In fact, an Accuweather map actually shows Rochester, as ususal, right on the line between 3-6 and 6-12, so residents should be prepared for as little as three inches or as much as a foot.
Given the amount of pileups in the Greater Rochester during last week's dusting, motorists should take care to drive defensively during this week's storm, safety officials advise.
Moderate to heavy snow is expected begin around 7 p.m. tonight and continue on and off for 24 hours. The storm will begin with flurries that can be expected around 5 p.m.
The Greater Rochester area and southwest Maine are both expected to see significant snowfall.
Today's high will be around 40, but Friday's won't get much above freezing.
Friday's snow could linger well into the evening with flurries lasting as late as 9 p.m.
During last Thursday's storm Rochester Police responded to 10 motor vehicle accidents between 8 a.m. on Thursday and 8 a.m. last Friday, according to Rochester Police Capt. Todd Pinkham. Most were runoffs or minor fender benders with no serious injury.
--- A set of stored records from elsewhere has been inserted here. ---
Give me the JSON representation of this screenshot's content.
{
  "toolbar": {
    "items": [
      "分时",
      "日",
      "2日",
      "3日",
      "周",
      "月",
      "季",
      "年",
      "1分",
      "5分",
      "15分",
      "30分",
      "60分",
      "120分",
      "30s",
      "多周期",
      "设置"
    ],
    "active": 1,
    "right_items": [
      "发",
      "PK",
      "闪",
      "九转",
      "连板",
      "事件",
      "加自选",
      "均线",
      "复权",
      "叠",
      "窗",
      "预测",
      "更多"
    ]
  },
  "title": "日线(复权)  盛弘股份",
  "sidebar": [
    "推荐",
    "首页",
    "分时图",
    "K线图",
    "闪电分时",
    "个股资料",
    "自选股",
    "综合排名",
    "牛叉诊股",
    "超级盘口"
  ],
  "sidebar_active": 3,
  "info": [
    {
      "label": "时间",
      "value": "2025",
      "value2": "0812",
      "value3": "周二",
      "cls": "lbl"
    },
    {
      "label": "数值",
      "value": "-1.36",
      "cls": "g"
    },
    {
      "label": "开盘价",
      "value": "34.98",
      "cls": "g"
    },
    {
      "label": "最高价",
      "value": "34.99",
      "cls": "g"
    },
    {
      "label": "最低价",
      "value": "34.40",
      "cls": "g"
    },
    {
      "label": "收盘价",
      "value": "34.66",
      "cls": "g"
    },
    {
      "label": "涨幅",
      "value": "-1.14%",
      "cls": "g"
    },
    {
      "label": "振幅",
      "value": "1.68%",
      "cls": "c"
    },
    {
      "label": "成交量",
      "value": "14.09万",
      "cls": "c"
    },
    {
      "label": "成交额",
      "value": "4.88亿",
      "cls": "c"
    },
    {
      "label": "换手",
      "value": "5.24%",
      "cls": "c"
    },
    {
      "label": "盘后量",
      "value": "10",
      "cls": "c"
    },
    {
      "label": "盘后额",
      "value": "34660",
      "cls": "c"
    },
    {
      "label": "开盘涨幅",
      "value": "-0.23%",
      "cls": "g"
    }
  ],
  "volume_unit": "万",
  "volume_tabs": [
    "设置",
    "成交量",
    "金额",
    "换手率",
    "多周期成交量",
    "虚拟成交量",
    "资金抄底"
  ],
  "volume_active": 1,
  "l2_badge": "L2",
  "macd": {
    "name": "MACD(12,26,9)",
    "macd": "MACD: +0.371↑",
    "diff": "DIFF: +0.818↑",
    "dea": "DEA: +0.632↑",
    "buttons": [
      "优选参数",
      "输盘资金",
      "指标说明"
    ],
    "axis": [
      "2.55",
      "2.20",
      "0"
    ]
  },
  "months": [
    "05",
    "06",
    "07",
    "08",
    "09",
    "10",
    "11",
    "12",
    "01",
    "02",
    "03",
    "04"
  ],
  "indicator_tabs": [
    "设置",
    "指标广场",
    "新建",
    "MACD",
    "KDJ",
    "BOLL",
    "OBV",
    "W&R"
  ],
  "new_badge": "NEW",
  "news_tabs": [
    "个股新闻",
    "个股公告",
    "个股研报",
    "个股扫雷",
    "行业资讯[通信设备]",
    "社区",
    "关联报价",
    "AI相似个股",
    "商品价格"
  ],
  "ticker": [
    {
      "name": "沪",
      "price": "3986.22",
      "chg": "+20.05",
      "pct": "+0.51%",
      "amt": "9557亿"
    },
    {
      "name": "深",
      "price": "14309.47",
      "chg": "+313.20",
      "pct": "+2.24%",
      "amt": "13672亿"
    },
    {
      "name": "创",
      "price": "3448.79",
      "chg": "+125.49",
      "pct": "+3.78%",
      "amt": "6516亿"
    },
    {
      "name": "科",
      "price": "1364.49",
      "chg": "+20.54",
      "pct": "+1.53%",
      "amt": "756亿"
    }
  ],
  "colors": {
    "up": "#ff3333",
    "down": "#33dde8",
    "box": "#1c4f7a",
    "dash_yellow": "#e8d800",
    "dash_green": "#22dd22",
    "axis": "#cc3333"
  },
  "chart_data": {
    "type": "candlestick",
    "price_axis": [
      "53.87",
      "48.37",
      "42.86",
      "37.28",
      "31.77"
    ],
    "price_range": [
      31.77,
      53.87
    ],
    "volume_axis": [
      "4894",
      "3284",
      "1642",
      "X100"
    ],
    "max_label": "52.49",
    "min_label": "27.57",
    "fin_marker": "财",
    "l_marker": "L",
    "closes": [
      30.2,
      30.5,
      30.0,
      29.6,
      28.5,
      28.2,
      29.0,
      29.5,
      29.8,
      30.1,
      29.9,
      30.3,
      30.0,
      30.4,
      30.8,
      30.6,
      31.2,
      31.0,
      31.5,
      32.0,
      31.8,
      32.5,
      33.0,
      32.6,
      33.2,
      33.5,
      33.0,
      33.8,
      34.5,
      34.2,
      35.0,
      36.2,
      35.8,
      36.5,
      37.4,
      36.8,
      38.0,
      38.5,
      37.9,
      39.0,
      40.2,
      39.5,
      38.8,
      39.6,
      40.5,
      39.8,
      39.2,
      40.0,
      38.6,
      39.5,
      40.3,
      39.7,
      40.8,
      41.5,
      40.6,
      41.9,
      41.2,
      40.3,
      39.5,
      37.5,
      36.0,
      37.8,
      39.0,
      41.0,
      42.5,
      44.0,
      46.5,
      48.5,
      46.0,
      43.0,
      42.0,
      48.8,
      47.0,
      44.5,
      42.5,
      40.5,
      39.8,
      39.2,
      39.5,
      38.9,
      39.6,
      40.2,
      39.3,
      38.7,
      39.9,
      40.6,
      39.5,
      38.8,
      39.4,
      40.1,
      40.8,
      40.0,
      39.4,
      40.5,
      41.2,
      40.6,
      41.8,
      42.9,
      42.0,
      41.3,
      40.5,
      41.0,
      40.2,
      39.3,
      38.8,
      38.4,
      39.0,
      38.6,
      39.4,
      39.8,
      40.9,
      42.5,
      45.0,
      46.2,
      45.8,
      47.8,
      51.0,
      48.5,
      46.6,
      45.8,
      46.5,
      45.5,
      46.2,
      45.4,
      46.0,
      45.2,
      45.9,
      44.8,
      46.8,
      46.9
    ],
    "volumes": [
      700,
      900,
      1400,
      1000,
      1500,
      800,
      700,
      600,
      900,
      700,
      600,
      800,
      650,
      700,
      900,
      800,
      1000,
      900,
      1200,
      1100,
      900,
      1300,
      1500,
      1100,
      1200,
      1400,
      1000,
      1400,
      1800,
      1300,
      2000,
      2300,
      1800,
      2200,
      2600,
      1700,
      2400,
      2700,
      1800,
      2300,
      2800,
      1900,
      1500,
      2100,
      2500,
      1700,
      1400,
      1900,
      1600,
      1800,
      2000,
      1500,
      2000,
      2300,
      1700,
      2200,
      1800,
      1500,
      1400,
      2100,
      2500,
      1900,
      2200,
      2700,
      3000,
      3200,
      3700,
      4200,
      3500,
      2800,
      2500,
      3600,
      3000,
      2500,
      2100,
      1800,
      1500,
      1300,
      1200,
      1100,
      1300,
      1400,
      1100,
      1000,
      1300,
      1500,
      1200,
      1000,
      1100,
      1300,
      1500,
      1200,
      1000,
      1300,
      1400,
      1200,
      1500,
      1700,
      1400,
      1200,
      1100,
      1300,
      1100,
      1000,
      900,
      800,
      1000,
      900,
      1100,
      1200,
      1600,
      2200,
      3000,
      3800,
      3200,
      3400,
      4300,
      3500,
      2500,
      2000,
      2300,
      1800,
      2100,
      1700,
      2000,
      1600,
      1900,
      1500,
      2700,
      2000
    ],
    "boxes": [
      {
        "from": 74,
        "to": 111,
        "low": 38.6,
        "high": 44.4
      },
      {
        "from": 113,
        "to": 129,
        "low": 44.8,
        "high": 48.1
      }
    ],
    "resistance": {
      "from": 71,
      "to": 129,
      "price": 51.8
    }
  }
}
Meanwhile, New Hampshire's Division of Homeland Security and Emergency Management urges residents and visitors to take action ahead of the storm.
Officially, DHS said Strafford County is under a Winter Storm Warning from 7 p.m. tonight till 7 p.m. on Friday.
A Winter Storm Warning means take action; confidence in the winter storm's impact is high and the storm is imminent or ongoing.
"Take action now to keep you and your family safe," said HSEM Director Robert Buxton. "Stay informed by listening to local weather reports. Have a plan in case an emergency does happen. Avoid traveling if possible. If you must travel, make sure your car's winter emergency kit is ready."
Other winter weather reminders:
· Visit ReadyNH.gov to learn more preparedness tips to help you and your family stay safe.
· Monitor National Weather Service radio or broadcast weather reports to keep track of changing conditions.
· Consider working or schooling from home so that crews can safely clear the roads.
· Slow down and move over for emergency vehicles.
· Never crowd the plow.
· Clear all snow and ice off your car, including your roof before traveling.
· Bridges, overpasses, and exposed road areas are the most prone to slippery conditions.